The 1996 Chicago Bulls were a team on a mission. It was the first full season since Michael Jordan’s return from his hiatus playing minor league baseball in the Chicago White Sox system. Jordan’s return late in the 1995 season was too late to get in rhythm and the Bulls were ousted by the Orlando Magic.
In ’96, Chicago set a new league record by winning 72 games in the regular season. Jordan averaged 30 ppg and won the MVP award. Scottie Pippen kicked in 19 points/6 rebounds/6 assists.
Dennis Rodman, now 34-years-old, was brought in for his rebounding prowess and pulled down 15 boards a night.
Chicago rolled through the first two rounds and the playoffs and then turned an anticipated rematch with Orlando in the conference finals into an anti-climactic sweep.
The Seattle Sonics hadn’t been to the Finals since their back-to-back appearances in 1978 and 1979, the latter of which saw them win the title. Shawn Kemp was the lead man this time around, averaging 20 points/11 rebounds, Gary Payton knocked 19 ppg, with Detlef Schremph and Hersey Hawkins combining for 33 additional points per game.
Seattle eliminated the two-time defending champion Houston Rockets in the second round, and then won a seven-game conference finals over the Utah Jazz of Karl Malone and John Stockton. With a 64-win regular season and this kind of playoff resume, the Sonics were a worthy adversary on Chicago’s last step to greatness.
The opening game in Chicago was a tight one for three quarters and the Bulls held a narrow two-point lead. But Payton couldn’t get his game untracked, while Jordan shot 9-for-18 and scored 28 points. The dam eventually broke and Chicago won 107-90.
Payton’s struggles continued in Game 2, as he settled for 13 points for the second straight game. Jordan scored 29, while Rodman dominated the glass to the tune of 20 rebounds. It was a good game, but Chicago got a lead, and held on for the 92-88 win.
Now the series shifted to Seattle for the middle three games–the NBA used a 2-3-2 format for the Finals only in the years from 1985 to 2013. But the first Finals game in the Pacific Northwest in seventeen years turned into the MJ show. Jordan poured in 36 points, and the Bulls did not allow Seattle fans a hope for getting back into the series. Chicago won the first quarter 34-16 and coasted home, 108-86.
With two home games still in their back pocket, Chicago backed off the gas pedal, and Seattle won a 107-86 blowout behind a 25 points/11 rebounds game from Kemp in Game 4. The celebration was further delayed when Seattle controlled the fourth quarter of Game 5 and won 89-78.
Pippen had a rough game in the fifth game, shooting 5-for-20. But he and the rest of the supporting cast would help pick up Jordan when the series went back to the Windy City for Game 6. Seattle’s defense caused Jordan fits, as he shot 5-for-19 from the field, though the MVP was able to get to the line twelve times.

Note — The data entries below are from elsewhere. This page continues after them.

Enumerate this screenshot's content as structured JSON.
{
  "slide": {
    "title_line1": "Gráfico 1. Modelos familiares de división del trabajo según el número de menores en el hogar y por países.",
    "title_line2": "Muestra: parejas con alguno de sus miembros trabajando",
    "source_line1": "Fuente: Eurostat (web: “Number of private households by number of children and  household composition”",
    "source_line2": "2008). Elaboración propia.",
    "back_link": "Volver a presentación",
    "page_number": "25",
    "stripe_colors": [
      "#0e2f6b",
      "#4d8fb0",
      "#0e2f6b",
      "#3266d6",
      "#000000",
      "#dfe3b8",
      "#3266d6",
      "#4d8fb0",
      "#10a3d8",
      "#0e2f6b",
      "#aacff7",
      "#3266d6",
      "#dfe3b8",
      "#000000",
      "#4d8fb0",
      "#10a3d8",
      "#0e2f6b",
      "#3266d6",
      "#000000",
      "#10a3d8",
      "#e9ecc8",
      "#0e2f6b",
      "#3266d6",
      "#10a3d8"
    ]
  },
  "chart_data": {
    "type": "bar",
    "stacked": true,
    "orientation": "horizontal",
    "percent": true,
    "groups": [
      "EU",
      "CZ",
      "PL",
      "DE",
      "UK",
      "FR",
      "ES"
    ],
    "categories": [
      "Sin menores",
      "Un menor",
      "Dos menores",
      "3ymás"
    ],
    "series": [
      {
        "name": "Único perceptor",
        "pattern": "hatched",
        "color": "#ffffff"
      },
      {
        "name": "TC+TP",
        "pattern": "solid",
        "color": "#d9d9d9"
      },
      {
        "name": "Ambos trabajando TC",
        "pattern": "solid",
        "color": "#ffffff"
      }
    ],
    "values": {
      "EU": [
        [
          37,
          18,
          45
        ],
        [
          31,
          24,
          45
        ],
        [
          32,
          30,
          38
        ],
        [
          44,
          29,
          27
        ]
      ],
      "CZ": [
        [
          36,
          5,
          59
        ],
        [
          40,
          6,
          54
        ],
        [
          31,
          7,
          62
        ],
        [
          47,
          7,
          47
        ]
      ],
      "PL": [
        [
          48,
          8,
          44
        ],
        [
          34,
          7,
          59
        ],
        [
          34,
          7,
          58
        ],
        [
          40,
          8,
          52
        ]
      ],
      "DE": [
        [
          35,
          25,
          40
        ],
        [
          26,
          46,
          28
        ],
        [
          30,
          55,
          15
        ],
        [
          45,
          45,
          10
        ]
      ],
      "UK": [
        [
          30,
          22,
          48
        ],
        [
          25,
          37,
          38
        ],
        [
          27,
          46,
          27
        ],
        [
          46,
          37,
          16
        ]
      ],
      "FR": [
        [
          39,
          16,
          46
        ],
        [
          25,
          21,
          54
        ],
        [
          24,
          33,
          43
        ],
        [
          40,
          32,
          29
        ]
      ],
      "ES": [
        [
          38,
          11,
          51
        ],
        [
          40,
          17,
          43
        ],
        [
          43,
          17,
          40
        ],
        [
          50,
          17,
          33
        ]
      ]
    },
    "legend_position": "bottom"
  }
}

In the meantime, Chicago enjoyed an edge from the three-point stripe. Pippen hit 3-for-7 from behind the arc, while Ron Harper connected on 2/5. And in a defensive game, there were a lot of rebounds to be had. Rodman grabbed 19 of them, leading the Bulls to a decisive edge on the glass. With their 87-75 win, the celebration could finally begin.
It was just the beginning for another Chicago run, as they would win three straight NBA titles for the second time in Jordan’s career. It was the ending for Seattle–the franchise wouldn’t make the Finals again until 2012, and by that time they were named the Oklahoma City Thunder.